14:17 Some even sell the capacity on an open marketplace,
14:21 allowing developers to buy credits in lieu of on-site ponds.
14:25 This stuff gets pretty creative- addressing
14:27 the lot-level needs of individual developments with larger,
14:31 watershed-scale outcomes.
14:32 And in fact, they’re often part of a larger idea called regional detention.
14:38 Even though on-site detention or retention is great in theory,
14:42 it can be messy in practice: small lots don’t have room for meaningful storage,
14:47 building dozens of tiny basins inevitably leads to uneven maintenance,
14:51 the small pipes and outlets of minor ponds are more susceptible to clogging,
14:56 and in some cases, they can actually make flooding worse.
15:00 You could see on my graphs that detention lowers the peak at each site,
15:04 but it also delays it.
15:06 If many basins are designed with similar outlet controls,
15:09 their attenuated peaks can arrive all at once at a confluence downstream,
15:14 spiking the creek level worse than if there were no detention at all.
15:19 Water quality benefits are hit-or-miss, too,
15:22 because performance depends on how each little system is built and maintained.
15:26 So, there are cases where developers get together or a city
15:30 or drainage district solves the problem at a regional scale,
15:34 building a single, larger facility that can
15:37 handle the runoff from multiple sites.
15:39 By routing excess runoff to a shared basin (or a network of them),
15:44 you gain real storage volume,
15:46 coordinated release rates that match downstream capacity,
15:50 and professional, centralized upkeep.
15:52 It also lets you optimize water-quality treatment and pipe
15:56 sizes across the area instead of overbuilding each parcel.
15:59 Keep the small storms where they fall for infiltration and local benefits;
16:04 send the larger pulses to regional detention so the watershed sees a calm,
16:09 controlled hydrograph instead of a patchwork
16:11 of ponds releasing a chorus of overlapping peaks.
16:15 I should make clear that detention and retention
16:18 are far from the only stormwater management tools.
16:21 Regional geology and hydrology often drive the design.
16:24 I live near Austin, which has strict
16:27 environmental rules because of the Edwards Aquifer.
16:30 Where the limestone reaches the surface,
16:32 contaminated runoff can easily enter the groundwater.
16:35 So many sites in Austin require filtration ponds that actually
16:39 pass water through a layer of sand before it’s discharged downstream,
16:45 removing pollutants before they can reach the groundwater.
16:48 I’ve talked about permeable pavement in a previous video,
16:51 and there are a lot more solutions out there.

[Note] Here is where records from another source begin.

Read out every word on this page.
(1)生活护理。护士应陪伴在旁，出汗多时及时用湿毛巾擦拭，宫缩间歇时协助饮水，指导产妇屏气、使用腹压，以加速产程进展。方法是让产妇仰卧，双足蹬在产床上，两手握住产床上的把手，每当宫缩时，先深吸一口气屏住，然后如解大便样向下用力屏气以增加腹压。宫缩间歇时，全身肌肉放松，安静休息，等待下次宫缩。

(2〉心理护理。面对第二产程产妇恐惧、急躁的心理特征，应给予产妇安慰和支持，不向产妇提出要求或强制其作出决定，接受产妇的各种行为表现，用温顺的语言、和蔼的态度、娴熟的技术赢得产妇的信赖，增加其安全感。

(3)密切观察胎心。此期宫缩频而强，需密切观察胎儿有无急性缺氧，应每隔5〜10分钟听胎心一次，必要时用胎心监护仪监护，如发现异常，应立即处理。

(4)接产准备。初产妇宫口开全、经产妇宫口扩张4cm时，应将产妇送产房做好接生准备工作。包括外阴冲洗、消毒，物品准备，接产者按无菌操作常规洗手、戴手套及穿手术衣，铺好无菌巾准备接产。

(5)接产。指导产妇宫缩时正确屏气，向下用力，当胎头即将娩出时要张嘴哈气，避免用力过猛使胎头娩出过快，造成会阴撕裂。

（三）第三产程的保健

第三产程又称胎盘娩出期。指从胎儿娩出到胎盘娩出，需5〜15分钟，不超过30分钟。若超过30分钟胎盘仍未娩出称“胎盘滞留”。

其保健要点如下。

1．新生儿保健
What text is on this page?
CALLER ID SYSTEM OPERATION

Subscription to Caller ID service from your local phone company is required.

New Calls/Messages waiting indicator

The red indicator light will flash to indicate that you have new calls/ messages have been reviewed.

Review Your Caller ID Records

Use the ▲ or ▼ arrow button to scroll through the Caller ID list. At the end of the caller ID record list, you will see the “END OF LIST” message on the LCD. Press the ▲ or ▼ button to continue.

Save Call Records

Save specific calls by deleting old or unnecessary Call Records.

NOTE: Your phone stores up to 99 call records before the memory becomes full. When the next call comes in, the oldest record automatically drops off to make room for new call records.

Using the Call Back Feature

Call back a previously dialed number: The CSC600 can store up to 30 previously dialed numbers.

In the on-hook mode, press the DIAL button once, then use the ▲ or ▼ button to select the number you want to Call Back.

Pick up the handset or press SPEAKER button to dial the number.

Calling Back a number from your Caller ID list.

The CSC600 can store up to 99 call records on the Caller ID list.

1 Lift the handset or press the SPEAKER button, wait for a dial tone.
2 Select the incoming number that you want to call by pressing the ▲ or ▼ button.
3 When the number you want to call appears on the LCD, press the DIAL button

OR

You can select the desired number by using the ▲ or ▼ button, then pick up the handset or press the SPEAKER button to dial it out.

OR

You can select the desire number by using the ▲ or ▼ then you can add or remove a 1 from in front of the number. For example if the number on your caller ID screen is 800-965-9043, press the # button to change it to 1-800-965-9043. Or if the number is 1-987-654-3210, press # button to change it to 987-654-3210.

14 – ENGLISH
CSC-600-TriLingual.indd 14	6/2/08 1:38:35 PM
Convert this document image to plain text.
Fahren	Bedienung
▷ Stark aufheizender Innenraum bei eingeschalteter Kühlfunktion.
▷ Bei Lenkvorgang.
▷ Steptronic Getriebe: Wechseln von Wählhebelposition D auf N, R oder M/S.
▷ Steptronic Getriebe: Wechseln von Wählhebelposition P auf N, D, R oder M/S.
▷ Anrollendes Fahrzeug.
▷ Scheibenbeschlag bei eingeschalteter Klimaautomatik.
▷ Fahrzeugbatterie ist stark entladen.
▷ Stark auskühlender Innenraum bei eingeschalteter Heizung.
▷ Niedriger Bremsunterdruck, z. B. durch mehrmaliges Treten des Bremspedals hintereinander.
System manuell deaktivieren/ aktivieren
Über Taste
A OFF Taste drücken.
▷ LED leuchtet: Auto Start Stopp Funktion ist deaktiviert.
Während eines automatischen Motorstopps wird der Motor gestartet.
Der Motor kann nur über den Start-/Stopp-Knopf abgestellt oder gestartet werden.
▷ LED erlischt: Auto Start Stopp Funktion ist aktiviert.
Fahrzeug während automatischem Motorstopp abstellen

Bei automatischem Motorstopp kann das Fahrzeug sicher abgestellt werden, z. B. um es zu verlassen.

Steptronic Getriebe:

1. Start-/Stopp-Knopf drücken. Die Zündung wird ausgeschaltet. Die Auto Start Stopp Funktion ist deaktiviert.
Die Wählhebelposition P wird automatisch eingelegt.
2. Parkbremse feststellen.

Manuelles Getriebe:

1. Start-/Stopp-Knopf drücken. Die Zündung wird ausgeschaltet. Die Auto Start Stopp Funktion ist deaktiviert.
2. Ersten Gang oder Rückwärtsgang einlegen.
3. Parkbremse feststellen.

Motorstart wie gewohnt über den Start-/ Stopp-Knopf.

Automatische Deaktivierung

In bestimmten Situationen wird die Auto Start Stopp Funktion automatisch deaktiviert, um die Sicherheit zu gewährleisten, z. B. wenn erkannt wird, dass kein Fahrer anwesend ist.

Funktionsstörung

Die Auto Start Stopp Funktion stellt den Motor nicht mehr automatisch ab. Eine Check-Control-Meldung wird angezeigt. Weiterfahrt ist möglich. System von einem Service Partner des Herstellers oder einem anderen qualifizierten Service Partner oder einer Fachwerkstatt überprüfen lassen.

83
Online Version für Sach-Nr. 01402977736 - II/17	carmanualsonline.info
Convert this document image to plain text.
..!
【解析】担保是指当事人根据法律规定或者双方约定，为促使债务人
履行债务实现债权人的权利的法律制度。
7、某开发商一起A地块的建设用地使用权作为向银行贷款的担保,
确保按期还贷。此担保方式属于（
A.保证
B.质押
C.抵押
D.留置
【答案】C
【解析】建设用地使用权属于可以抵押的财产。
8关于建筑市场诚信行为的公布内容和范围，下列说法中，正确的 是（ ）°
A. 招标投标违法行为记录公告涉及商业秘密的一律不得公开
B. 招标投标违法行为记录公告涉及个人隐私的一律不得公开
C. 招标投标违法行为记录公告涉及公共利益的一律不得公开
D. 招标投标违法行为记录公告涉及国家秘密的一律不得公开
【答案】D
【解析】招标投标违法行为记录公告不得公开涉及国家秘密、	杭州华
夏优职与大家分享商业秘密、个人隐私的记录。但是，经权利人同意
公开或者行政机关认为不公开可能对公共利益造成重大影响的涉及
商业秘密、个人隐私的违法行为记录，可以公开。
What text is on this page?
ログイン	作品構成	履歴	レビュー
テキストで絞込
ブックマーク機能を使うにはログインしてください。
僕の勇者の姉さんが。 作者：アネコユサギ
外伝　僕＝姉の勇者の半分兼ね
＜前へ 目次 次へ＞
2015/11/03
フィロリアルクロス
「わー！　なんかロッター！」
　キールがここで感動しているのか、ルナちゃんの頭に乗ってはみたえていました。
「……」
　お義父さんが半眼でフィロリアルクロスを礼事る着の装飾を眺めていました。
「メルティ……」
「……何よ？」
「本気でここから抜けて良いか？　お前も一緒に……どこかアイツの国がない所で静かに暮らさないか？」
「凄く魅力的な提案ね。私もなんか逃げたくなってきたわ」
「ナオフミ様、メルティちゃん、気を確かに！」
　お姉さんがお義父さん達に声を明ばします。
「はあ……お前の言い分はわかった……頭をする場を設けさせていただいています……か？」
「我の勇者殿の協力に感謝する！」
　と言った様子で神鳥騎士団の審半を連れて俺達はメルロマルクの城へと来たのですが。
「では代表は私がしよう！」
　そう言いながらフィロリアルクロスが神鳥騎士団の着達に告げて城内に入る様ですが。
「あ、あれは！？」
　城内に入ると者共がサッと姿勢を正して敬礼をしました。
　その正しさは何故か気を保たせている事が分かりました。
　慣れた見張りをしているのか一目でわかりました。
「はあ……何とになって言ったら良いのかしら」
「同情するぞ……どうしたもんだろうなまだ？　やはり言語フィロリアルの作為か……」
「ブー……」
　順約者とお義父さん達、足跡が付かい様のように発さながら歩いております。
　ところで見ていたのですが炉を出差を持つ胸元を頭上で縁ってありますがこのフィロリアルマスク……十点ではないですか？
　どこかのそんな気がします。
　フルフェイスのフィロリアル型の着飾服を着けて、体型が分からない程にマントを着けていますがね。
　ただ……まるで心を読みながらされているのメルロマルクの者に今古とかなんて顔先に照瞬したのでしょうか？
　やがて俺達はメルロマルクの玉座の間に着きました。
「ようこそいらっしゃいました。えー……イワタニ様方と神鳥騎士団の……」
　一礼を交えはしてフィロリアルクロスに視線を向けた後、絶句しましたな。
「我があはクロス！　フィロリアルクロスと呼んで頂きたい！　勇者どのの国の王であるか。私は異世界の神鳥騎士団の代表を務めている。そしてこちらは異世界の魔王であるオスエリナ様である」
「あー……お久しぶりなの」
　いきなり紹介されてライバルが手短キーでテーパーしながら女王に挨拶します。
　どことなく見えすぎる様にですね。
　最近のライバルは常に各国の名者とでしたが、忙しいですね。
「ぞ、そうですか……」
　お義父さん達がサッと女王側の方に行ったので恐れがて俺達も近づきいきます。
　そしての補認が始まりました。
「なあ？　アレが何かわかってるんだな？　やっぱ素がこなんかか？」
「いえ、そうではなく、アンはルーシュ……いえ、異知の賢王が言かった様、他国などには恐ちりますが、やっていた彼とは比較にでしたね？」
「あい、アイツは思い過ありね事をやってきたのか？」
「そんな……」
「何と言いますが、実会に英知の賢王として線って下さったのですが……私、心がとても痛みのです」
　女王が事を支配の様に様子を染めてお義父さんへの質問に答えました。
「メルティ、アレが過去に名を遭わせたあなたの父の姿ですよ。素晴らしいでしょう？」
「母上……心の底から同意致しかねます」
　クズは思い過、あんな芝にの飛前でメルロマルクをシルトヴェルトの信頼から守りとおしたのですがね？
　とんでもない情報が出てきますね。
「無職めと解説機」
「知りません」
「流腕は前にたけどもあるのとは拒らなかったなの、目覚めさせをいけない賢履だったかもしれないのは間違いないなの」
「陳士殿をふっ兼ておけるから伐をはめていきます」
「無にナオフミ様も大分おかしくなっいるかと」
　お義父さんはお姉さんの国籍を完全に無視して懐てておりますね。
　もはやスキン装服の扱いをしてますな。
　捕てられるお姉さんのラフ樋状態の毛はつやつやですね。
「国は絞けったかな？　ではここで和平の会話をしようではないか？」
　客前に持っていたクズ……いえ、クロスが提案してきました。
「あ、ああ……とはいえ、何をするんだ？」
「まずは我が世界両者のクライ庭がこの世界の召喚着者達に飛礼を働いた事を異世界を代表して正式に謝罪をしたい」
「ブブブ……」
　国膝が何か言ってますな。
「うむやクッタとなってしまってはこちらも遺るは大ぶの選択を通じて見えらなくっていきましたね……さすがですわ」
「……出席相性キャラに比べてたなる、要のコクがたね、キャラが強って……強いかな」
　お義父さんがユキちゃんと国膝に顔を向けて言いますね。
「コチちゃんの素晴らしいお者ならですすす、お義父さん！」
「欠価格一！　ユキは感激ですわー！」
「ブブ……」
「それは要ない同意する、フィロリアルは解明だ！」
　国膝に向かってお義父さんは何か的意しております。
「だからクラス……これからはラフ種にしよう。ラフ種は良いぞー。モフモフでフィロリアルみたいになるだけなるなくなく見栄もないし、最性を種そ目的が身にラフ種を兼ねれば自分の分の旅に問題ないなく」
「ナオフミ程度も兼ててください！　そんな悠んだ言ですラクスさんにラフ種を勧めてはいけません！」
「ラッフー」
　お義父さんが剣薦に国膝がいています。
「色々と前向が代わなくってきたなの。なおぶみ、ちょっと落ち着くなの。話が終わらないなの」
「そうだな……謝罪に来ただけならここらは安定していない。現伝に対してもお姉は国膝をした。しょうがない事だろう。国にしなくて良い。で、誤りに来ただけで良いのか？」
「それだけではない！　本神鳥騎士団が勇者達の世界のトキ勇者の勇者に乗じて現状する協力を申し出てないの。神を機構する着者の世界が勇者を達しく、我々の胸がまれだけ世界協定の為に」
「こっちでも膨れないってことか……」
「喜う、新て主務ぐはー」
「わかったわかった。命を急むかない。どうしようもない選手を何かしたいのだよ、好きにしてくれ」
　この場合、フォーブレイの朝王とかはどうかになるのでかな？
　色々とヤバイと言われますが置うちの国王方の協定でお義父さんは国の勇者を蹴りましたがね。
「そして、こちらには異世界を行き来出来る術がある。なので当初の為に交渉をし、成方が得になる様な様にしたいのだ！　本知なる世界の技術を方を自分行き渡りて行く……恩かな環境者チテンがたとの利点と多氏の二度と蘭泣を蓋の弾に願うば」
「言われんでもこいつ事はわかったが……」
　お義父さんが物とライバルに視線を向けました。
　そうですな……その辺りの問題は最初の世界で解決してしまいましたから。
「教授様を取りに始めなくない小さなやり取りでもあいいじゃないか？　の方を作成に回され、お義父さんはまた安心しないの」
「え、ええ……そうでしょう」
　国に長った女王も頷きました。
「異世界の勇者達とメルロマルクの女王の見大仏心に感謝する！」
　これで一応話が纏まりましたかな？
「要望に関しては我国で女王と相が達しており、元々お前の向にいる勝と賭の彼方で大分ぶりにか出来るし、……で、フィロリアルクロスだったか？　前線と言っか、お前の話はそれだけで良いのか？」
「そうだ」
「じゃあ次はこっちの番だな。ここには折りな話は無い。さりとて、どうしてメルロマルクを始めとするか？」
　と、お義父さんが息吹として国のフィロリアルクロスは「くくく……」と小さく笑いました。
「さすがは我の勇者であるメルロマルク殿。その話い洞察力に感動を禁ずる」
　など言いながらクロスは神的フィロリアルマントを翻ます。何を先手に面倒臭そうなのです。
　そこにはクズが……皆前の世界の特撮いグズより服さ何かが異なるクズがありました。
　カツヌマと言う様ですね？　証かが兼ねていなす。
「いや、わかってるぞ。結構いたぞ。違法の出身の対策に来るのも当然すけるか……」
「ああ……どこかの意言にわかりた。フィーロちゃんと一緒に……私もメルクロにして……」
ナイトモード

16:53 Many civil engineers spend their entire
16:56 careers solving urban stormwater puzzles,
16:58 trying to balance the important watershed functions
17:01 with the challenge of flooding and pollution.
17:04 Detention and retention ponds are just one piece of it.
17:08 Part park, part plumbing, mostly hiding in plain sight,
17:11 they are often carefully tuned pieces of infrastructure
17:14 that help keep the city’s head above water.